While his appearance in court alone is a victory for those who have sought to hold high-ranking military officials responsible for their abuses in the country’s civil war, there is still no guarantee that the former de facto leader of Guatemala will be brought to trial. After he appears in court on Thursday, the judge will have to decide whether or not there is sufficient evidence to try Rios Montt on genocide charges. While prosecutors have told the Associated Press that they are confident the case will move forward, Rios Montt’s lawyer told the Prensa Libre that he is “sure there is no responsibility, since he was never on the battlefield.”

However, the Times notes that “military documents have shown that the military was operating under a rigid chain of command,” in which field intelligence was transmitted up the chain of command to top military commanders. For instance, a 1982 intelligence report leaked in 2009 supports this claim, suggesting that rural massacres were in fact a deliberate, well-documented element of counterinsurgency strategy at the time.

News Briefs

·         Both this Sunday’s Miami Herald and McClatchy feature insightful articles on the state of organized crime in Honduras, which is heavily linked to police corruption. The Herald uses the recent killing of ex-deputy drug czar Gustavo Alfredo Landaverde, who made waves by accusing the police in the country of widespread collusion with criminals, as proof that it is dangerous to say that “elements of the Honduran National Police are closely tied to drug cartels which, in turn, are protected by politicians, judges and prosecutors.” McClatchy meanwhile focuses more specifically on the connections between police and organized crime groups, reporting that “in Honduras entire units of the national police appear to work for drug and crime groups, preying on the public and gunning down foes.”

·         The Associated Press reports that the family of a 20 year-old Honduran man who was denied asylum in the United States and later killed by gangs is petitioning the U.S. government to provide posthumous asylum. According to the family’s lawyer, the petition is an attempt to get the government to recognize that the “entire system let him down”

·         An unidentified gunman in Mexico’s southern Guerrero state killed thirteen people on Saturday, among them were eight people attending a funeral for a shooting victim.

·         The Wall Street Journal reports on the center-left candidate in Mexico’s upcoming July presidential elections, Andres Manuel Lopez Obrador. While he has long been known as a populist firebrand in the country, Lopez Obrador appears to be moderating his tone, courting business interests by promising to break up powerful monopolies in the country.

·         After a year in which he seemed both politically and physically weakened, Venezuela’s Hugo Chavez appears to have beaten cancer and is back to his controversial self. The New York Times reports on Chavez’s ongoing self-reassertion into Venezuelan politics, which is taking place in an election year. But while the Times reports that “popular discontent with his government has grown,” a series of polls in late December suggest that Chavez remains more popular than his opposition.

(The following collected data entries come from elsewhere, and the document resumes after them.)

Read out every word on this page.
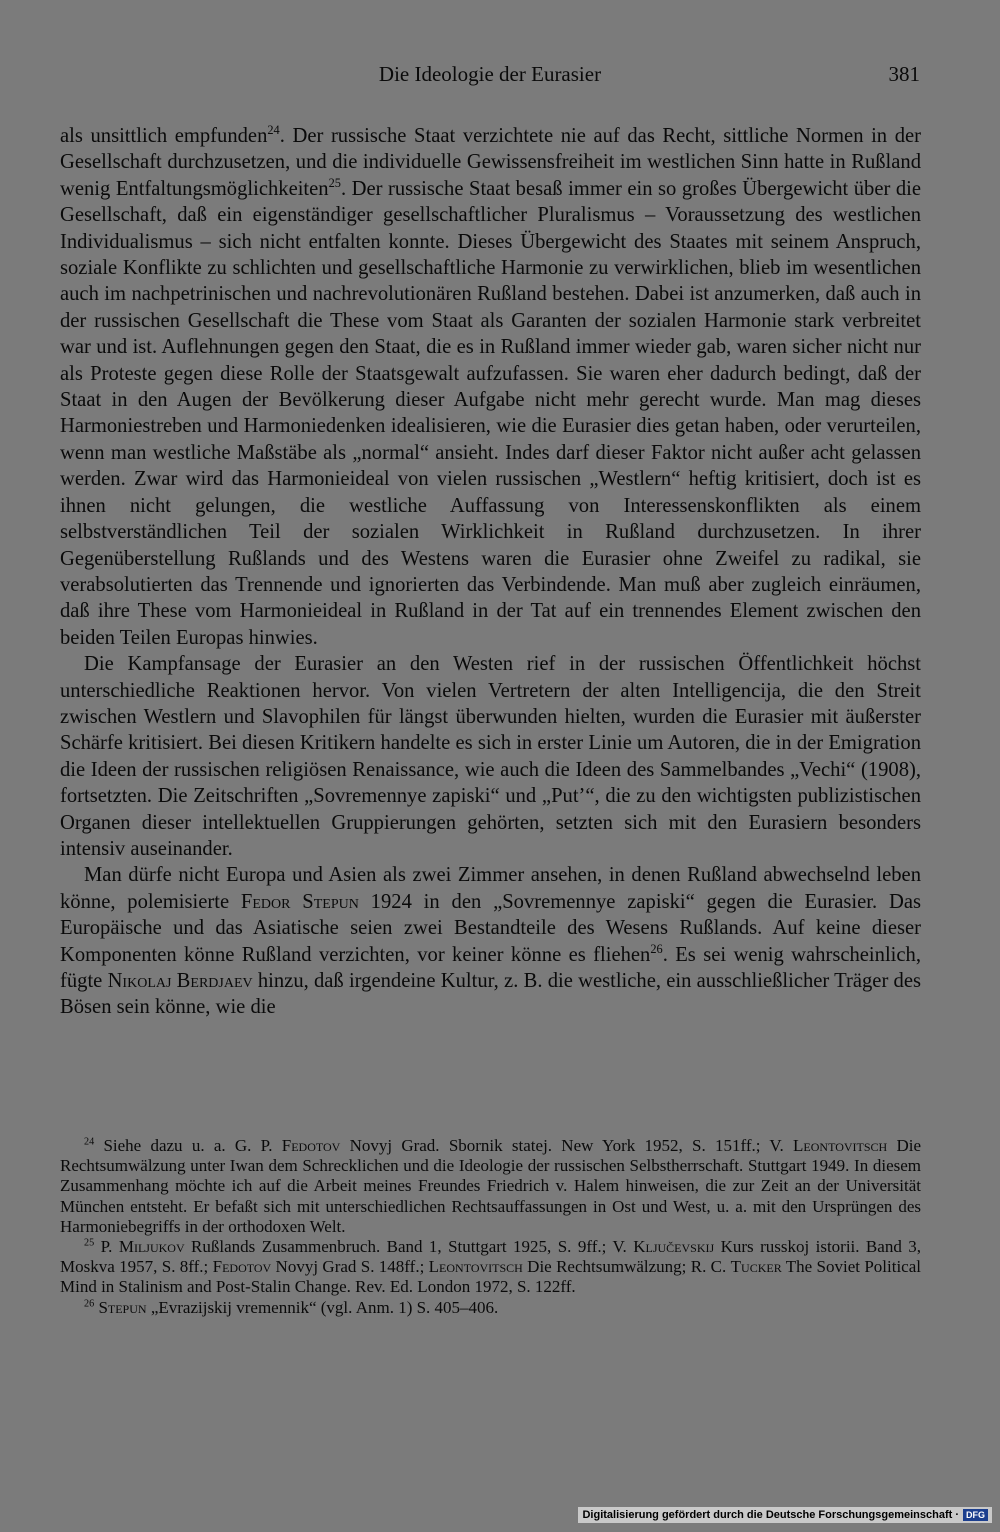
Die Ideologie der Eurasier	381

als unsittlich empfunden$^{24}$. Der russische Staat verzichtete nie auf das Recht, sittliche Normen in der Gesellschaft durchzusetzen, und die individuelle Gewissensfreiheit im westlichen Sinn hatte in Rußland wenig Entfaltungsmöglichkeiten$^{25}$. Der russische Staat besaß immer ein so großes Übergewicht über die Gesellschaft, daß ein eigenständiger gesellschaftlicher Pluralismus – Voraussetzung des westlichen Individualismus – sich nicht entfalten konnte. Dieses Übergewicht des Staates mit seinem Anspruch, soziale Konflikte zu schlichten und gesellschaftliche Harmonie zu verwirklichen, blieb im wesentlichen auch im nachpetrinischen und nachrevolutionären Rußland bestehen. Dabei ist anzumerken, daß auch in der russischen Gesellschaft die These vom Staat als Garanten der sozialen Harmonie stark verbreitet war und ist. Auflehnungen gegen den Staat, die es in Rußland immer wieder gab, waren sicher nicht nur als Proteste gegen diese Rolle der Staatsgewalt aufzufassen. Sie waren eher dadurch bedingt, daß der Staat in den Augen der Bevölkerung dieser Aufgabe nicht mehr gerecht wurde. Man mag dieses Harmoniestreben und Harmoniedenken idealisieren, wie die Eurasier dies getan haben, oder verurteilen, wenn man westliche Maßstäbe als „normal“ ansieht. Indes darf dieser Faktor nicht außer acht gelassen werden. Zwar wird das Harmonieideal von vielen russischen „Westlern“ heftig kritisiert, doch ist es ihnen nicht gelungen, die westliche Auffassung von Interessenskonflikten als einem selbstverständlichen Teil der sozialen Wirklichkeit in Rußland durchzusetzen. In ihrer Gegenüberstellung Rußlands und des Westens waren die Eurasier ohne Zweifel zu radikal, sie verabsolutierten das Trennende und ignorierten das Verbindende. Man muß aber zugleich einräumen, daß ihre These vom Harmonieideal in Rußland in der Tat auf ein trennendes Element zwischen den beiden Teilen Europas hinwies.

Die Kampfansage der Eurasier an den Westen rief in der russischen Öffentlichkeit höchst unterschiedliche Reaktionen hervor. Von vielen Vertretern der alten Intelligencija, die den Streit zwischen Westlern und Slavophilen für längst überwunden hielten, wurden die Eurasier mit äußerster Schärfe kritisiert. Bei diesen Kritikern handelte es sich in erster Linie um Autoren, die in der Emigration die Ideen der russischen religiösen Renaissance, wie auch die Ideen des Sammelbandes „Vechi“ (1908), fortsetzten. Die Zeitschriften „Sovremennye zapiski“ und „Put’“, die zu den wichtigsten publizistischen Organen dieser intellektuellen Gruppierungen gehörten, setzten sich mit den Eurasiern besonders intensiv auseinander.

Man dürfe nicht Europa und Asien als zwei Zimmer ansehen, in denen Rußland abwechselnd leben könne, polemisierte Fedor Stepun 1924 in den „Sovremennye zapiski“ gegen die Eurasier. Das Europäische und das Asiatische seien zwei Bestandteile des Wesens Rußlands. Auf keine dieser Komponenten könne Rußland verzichten, vor keiner könne es fliehen$^{26}$. Es sei wenig wahrscheinlich, fügte Nikolaj Berdjaev hinzu, daß irgendeine Kultur, z. B. die westliche, ein ausschließlicher Träger des Bösen sein könne, wie die

$^{24}$ Siehe dazu u. a. G. P. Fedotov Novyj Grad. Sbornik statej. New York 1952, S. 151ff.; V. Leontovitsch Die Rechtsumwälzung unter Iwan dem Schrecklichen und die Ideologie der russischen Selbstherrschaft. Stuttgart 1949. In diesem Zusammenhang möchte ich auf die Arbeit meines Freundes Friedrich v. Halem hinweisen, die zur Zeit an der Universität München entsteht. Er befaßt sich mit unterschiedlichen Rechtsauffassungen in Ost und West, u. a. mit den Ursprüngen des Harmoniebegriffs in der orthodoxen Welt.

$^{25}$ P. Miljukov Rußlands Zusammenbruch. Band 1, Stuttgart 1925, S. 9ff.; V. Ključevskij Kurs russkoj istorii. Band 3, Moskva 1957, S. 8ff.; Fedotov Novyj Grad S. 148ff.; Leontovitsch Die Rechtsumwälzung; R. C. Tucker The Soviet Political Mind in Stalinism and Post-Stalin Change. Rev. Ed. London 1972, S. 122ff.

$^{26}$ Stepun „Evrazijskij vremennik“ (vgl. Anm. 1) S. 405–406.

Digitalisierung gefördert durch die Deutsche Forschungsgemeinschaft · DFG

·         Human Rights Watch released its World Report 2012 on Sunday, in which the organization accuses the U.S. of not enforcing human rights conditions on aid to Colombia. The report notes that “Thirty percent of US military aid is subject to human rights conditions, which the US Department of State has not enforced.”

·         The Ladies in White, a prominent Cuban opposition group, has blamed the state for the Thursday death of Wilman Villar Mendoza, a political prisoner who died of health complications related to a hunger strike.  The Cuban government has denied any responsibility for the death, and claimed that it took all the appropriate measures to try to save him.  It also claimed that Villar was not imprisoned because of his political activities, but rather because he physically assaulted his wife.

·         The Wall Street Journal takes a look at the growing crack epidemic in Brazil, which is partially fueled by regional drug traffickers’ desire to expand the market for their product elsewhere. President Dilma Rousseff has said her government will spend around $2.5 billion by 2014 to fight crack use around the country, but it is unclear whether that will be enough to curb the growing demand for the drug.

·         Police in Sao Paulo have broken up a community held by landless workers on the outskirts of the city, displacing some 6,000 residents according to the BBC. The site had been established following a 2002 land invasion, and had since developed into a bustling neighborhood, complete with shops and churches.